Since 2005 Rosner has collaborated with musicians, combining multiple layers of sound and visuals to create a new language of classical and contemporary music videos. His work includes collaborations with Katia and Marielle Labèque on Stravinsky and Debussy’s music for two pianos (released on DVD, KLM Recordings, 2007) and a two-screen interpretation of Conlon Nancarrow’s Player-Piano Study No. 7 (Barbican Festival, 2007 and Serpentine Summer Pavilion, 2008).
In Seven Days (Piano Concerto with Moving Image), Tal Rosner’s collaboration with world-renowned British composer Thomas Adès, was commissioned by the Southbank Centre in London and the LA Phil in 2008. Following its U.K. and U.S. premieres at the Royal Festival Hall in London and Walt Disney Concert Hall in Los Angeles, In Seven Days began a three-year world tour in the autumn of 2009, including New York (with the New York Philharmonic), Zurich Tonhalle, and Cologne, where it was filmed for and broadcast on WDR German television.
In 2008 Tal Rosner won a BAFTA for Best Title Sequence for the Channel 4 television series Skins. He has continued to work on subsequent seasons of the series, including the recent season five and the new U.S. series for MTV, both broadcast in January 2011.

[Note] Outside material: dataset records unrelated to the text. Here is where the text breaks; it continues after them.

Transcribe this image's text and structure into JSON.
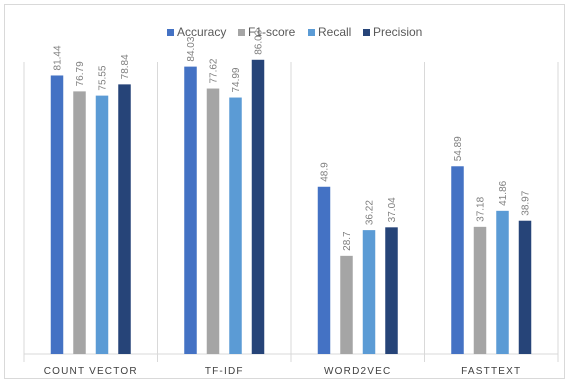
{
  "chart_data": {
    "type": "bar",
    "title": "",
    "xlabel": "",
    "ylabel": "",
    "ylim": [
      0,
      100
    ],
    "grid": false,
    "legend_position": "top",
    "categories": [
      "COUNT VECTOR",
      "TF-IDF",
      "WORD2VEC",
      "FASTTEXT"
    ],
    "series": [
      {
        "name": "Accuracy",
        "color": "#4472c4",
        "values": [
          81.44,
          84.03,
          48.9,
          54.89
        ],
        "labels": [
          "81.44",
          "84.03",
          "48.9",
          "54.89"
        ]
      },
      {
        "name": "F1-score",
        "color": "#a5a5a5",
        "values": [
          76.79,
          77.62,
          28.7,
          37.18
        ],
        "labels": [
          "76.79",
          "77.62",
          "28.7",
          "37.18"
        ]
      },
      {
        "name": "Recall",
        "color": "#5b9bd5",
        "values": [
          75.55,
          74.99,
          36.22,
          41.86
        ],
        "labels": [
          "75.55",
          "74.99",
          "36.22",
          "41.86"
        ]
      },
      {
        "name": "Precision",
        "color": "#264478",
        "values": [
          78.84,
          86.03,
          37.04,
          38.97
        ],
        "labels": [
          "78.84",
          "86.03",
          "37.04",
          "38.97"
        ]
      }
    ]
  }
}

His experimental film Without You was commissioned by Animate Projects for Channel 4 and Arts Council England. It screened at prominent film festivals and venues, including Clermont-Ferrand, Rotterdam, Tribeca (NYC), Onedotzero and the Tate Modern in London. Without You has gained a wide following since its appearance, including TV broadcasts in the UK and France/Canal+, and won the Cinephilia Best Experimental Film Award at the 2010 London Short Film Festival (ICA & Roxy, UK). A retrospective of Tal Rosner’s work was held at the Forum des Images in Paris, as part of the Nemo Festival in April 2009.

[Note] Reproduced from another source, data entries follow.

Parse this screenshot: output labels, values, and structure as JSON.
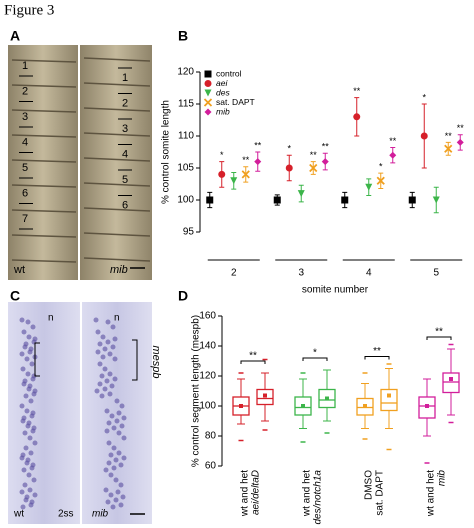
{
  "figure_title": "Figure 3",
  "panel_a": {
    "label": "A",
    "left_numbers": [
      "1",
      "2",
      "3",
      "4",
      "5",
      "6",
      "7"
    ],
    "right_numbers": [
      "1",
      "2",
      "3",
      "4",
      "5",
      "6"
    ],
    "left_label": "wt",
    "right_label": "mib"
  },
  "panel_c": {
    "label": "C",
    "n_labels": [
      "n",
      "n"
    ],
    "gene_label": "mespb",
    "left_label": "wt",
    "stage_label": "2ss",
    "right_label": "mib"
  },
  "chart_data": [
    {
      "type": "errorbar",
      "panel_label": "B",
      "ylabel": "% control somite length",
      "xlabel": "somite number",
      "categories": [
        "2",
        "3",
        "4",
        "5"
      ],
      "ylim": [
        95,
        120
      ],
      "yticks": [
        95,
        100,
        105,
        110,
        115,
        120
      ],
      "legend": "top-left",
      "series": [
        {
          "name": "control",
          "color": "#000000",
          "marker": "square",
          "style": "normal",
          "values": [
            100,
            100,
            100,
            100
          ],
          "errors": [
            1.2,
            0.8,
            1.2,
            1.2
          ],
          "significance": [
            null,
            null,
            null,
            null
          ]
        },
        {
          "name": "aei",
          "color": "#d6202a",
          "marker": "circle",
          "style": "italic",
          "values": [
            104,
            105,
            113,
            110
          ],
          "errors": [
            2,
            2,
            3,
            5
          ],
          "significance": [
            "*",
            "*",
            "**",
            "*"
          ]
        },
        {
          "name": "des",
          "color": "#3cb54a",
          "marker": "triangle",
          "style": "italic",
          "values": [
            103,
            101,
            102,
            100
          ],
          "errors": [
            1.3,
            1.3,
            1.3,
            2
          ],
          "significance": [
            null,
            null,
            null,
            null
          ]
        },
        {
          "name": "sat. DAPT",
          "color": "#f0a020",
          "marker": "x",
          "style": "normal",
          "values": [
            104,
            105,
            103,
            108
          ],
          "errors": [
            1.2,
            1,
            1.2,
            1
          ],
          "significance": [
            "**",
            "**",
            "*",
            "**"
          ]
        },
        {
          "name": "mib",
          "color": "#d21e9b",
          "marker": "diamond",
          "style": "italic",
          "values": [
            106,
            106,
            107,
            109
          ],
          "errors": [
            1.5,
            1.3,
            1.2,
            1.2
          ],
          "significance": [
            "**",
            "**",
            "**",
            "**"
          ]
        }
      ]
    },
    {
      "type": "box",
      "panel_label": "D",
      "ylabel": "% control segment length (mespb)",
      "ylim": [
        60,
        160
      ],
      "yticks": [
        60,
        80,
        100,
        120,
        140,
        160
      ],
      "groups": [
        {
          "labels": [
            "wt and het",
            "aei/deltaD"
          ],
          "color": "#d6202a",
          "significance": "**",
          "boxes": [
            {
              "min": 88,
              "q1": 94,
              "median": 100,
              "q3": 106,
              "max": 118,
              "mean": 100,
              "outliers": [
                77,
                122
              ]
            },
            {
              "min": 90,
              "q1": 101,
              "median": 105,
              "q3": 111,
              "max": 122,
              "mean": 107,
              "outliers": [
                84,
                131
              ]
            }
          ]
        },
        {
          "labels": [
            "wt and het",
            "des/notch1a"
          ],
          "color": "#3cb54a",
          "significance": "*",
          "boxes": [
            {
              "min": 85,
              "q1": 94,
              "median": 99,
              "q3": 106,
              "max": 118,
              "mean": 100,
              "outliers": [
                76,
                122
              ]
            },
            {
              "min": 90,
              "q1": 99,
              "median": 104,
              "q3": 111,
              "max": 124,
              "mean": 105,
              "outliers": [
                82
              ]
            }
          ]
        },
        {
          "labels": [
            "DMSO",
            "sat. DAPT"
          ],
          "color": "#f0a020",
          "significance": "**",
          "boxes": [
            {
              "min": 85,
              "q1": 94,
              "median": 99,
              "q3": 105,
              "max": 115,
              "mean": 100,
              "outliers": [
                78,
                122
              ]
            },
            {
              "min": 85,
              "q1": 97,
              "median": 102,
              "q3": 111,
              "max": 125,
              "mean": 107,
              "outliers": [
                71,
                128
              ]
            }
          ]
        },
        {
          "labels": [
            "wt and het",
            "mib"
          ],
          "color": "#d21e9b",
          "significance": "**",
          "boxes": [
            {
              "min": 80,
              "q1": 92,
              "median": 100,
              "q3": 106,
              "max": 118,
              "mean": 100,
              "outliers": [
                62
              ]
            },
            {
              "min": 94,
              "q1": 109,
              "median": 116,
              "q3": 122,
              "max": 138,
              "mean": 118,
              "outliers": [
                89,
                141
              ]
            }
          ]
        }
      ]
    }
  ]
}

In 2010 Rosner’s seven-channel gallery installation Family Tree was launched at the Tenderpixel Gallery in London and screened at the Step09 Art Fair in Milan as one of five installations presented at the Leonardo da Vinci Museum of Science and Technology. The same year his work crossed over into the world of theater with a video projection for John Adams’ musical I Was Looking at the Ceiling and Then I Saw the Sky, which was commissioned by the Barbican London and Theatre Royal Stratford East.

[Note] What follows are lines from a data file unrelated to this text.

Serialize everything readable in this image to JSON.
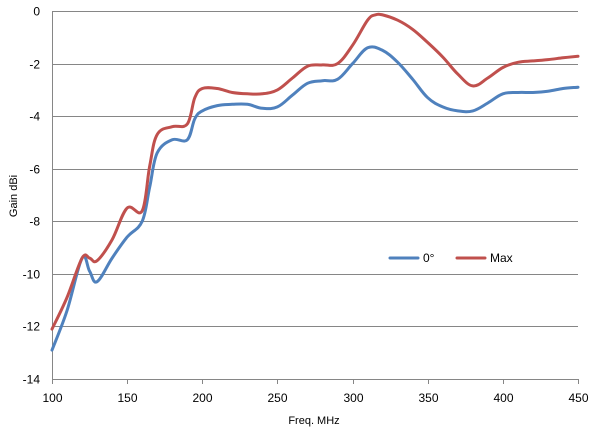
{
  "chart_data": {
    "type": "line",
    "title": "",
    "xlabel": "Freq. MHz",
    "ylabel": "Gain dBi",
    "xlim": [
      100,
      450
    ],
    "ylim": [
      -14,
      0
    ],
    "x_ticks": [
      100,
      150,
      200,
      250,
      300,
      350,
      400,
      450
    ],
    "y_ticks": [
      0,
      -2,
      -4,
      -6,
      -8,
      -10,
      -12,
      -14
    ],
    "grid": "horizontal",
    "legend_position": "right-center",
    "series": [
      {
        "name": "0°",
        "color": "#4F81BD",
        "x": [
          100,
          110,
          120,
          125,
          130,
          140,
          150,
          160,
          165,
          170,
          180,
          190,
          195,
          200,
          210,
          220,
          230,
          240,
          250,
          260,
          270,
          280,
          290,
          300,
          310,
          320,
          330,
          340,
          350,
          360,
          370,
          380,
          390,
          400,
          410,
          420,
          430,
          440,
          450
        ],
        "values": [
          -12.9,
          -11.4,
          -9.4,
          -9.9,
          -10.3,
          -9.4,
          -8.6,
          -8.0,
          -6.7,
          -5.4,
          -4.9,
          -4.9,
          -4.1,
          -3.8,
          -3.6,
          -3.55,
          -3.55,
          -3.7,
          -3.65,
          -3.2,
          -2.75,
          -2.65,
          -2.6,
          -2.0,
          -1.4,
          -1.5,
          -1.95,
          -2.6,
          -3.3,
          -3.65,
          -3.8,
          -3.8,
          -3.5,
          -3.15,
          -3.1,
          -3.1,
          -3.05,
          -2.95,
          -2.9
        ]
      },
      {
        "name": "Max",
        "color": "#C0504D",
        "x": [
          100,
          110,
          120,
          125,
          130,
          140,
          150,
          160,
          165,
          170,
          180,
          190,
          195,
          200,
          210,
          220,
          230,
          240,
          250,
          260,
          270,
          280,
          290,
          300,
          310,
          315,
          320,
          330,
          340,
          350,
          360,
          370,
          380,
          390,
          400,
          410,
          420,
          430,
          440,
          450
        ],
        "values": [
          -12.1,
          -10.9,
          -9.4,
          -9.4,
          -9.5,
          -8.7,
          -7.5,
          -7.6,
          -5.9,
          -4.7,
          -4.4,
          -4.3,
          -3.3,
          -2.95,
          -2.95,
          -3.1,
          -3.15,
          -3.15,
          -3.0,
          -2.55,
          -2.1,
          -2.05,
          -2.0,
          -1.3,
          -0.35,
          -0.15,
          -0.15,
          -0.35,
          -0.7,
          -1.2,
          -1.75,
          -2.4,
          -2.85,
          -2.55,
          -2.15,
          -1.95,
          -1.9,
          -1.85,
          -1.78,
          -1.72
        ]
      }
    ]
  }
}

Lachen Verlernt, his collaboration with Jennifer Koh and Esa-Pekka Salonen, toured film festivals and in January 2011 premiered as a live performance at the 92Y Festival in New York. It now continues on a world tour.
In January 2011 his short film Polaris – with music by Adès – inaugurated the Miami New World Symphony building designed by Frank Gehry. Chronograph, a digital art mural that he created in collaboration with American artist C.E.B. Reas, was commissioned for the opening of the same building.
Rosner recently created the film and animation element for a new ballet production for Sadler’s Wells, The Most Incredible Thing. The full-length dance work, featuring music by the Pet Shop Boys and direction/choreography by Javier De Frutos, premiered in London in March 2011.
Tal Rosner has also created visuals for commercial work for renowned brands, including Sony and Chanel.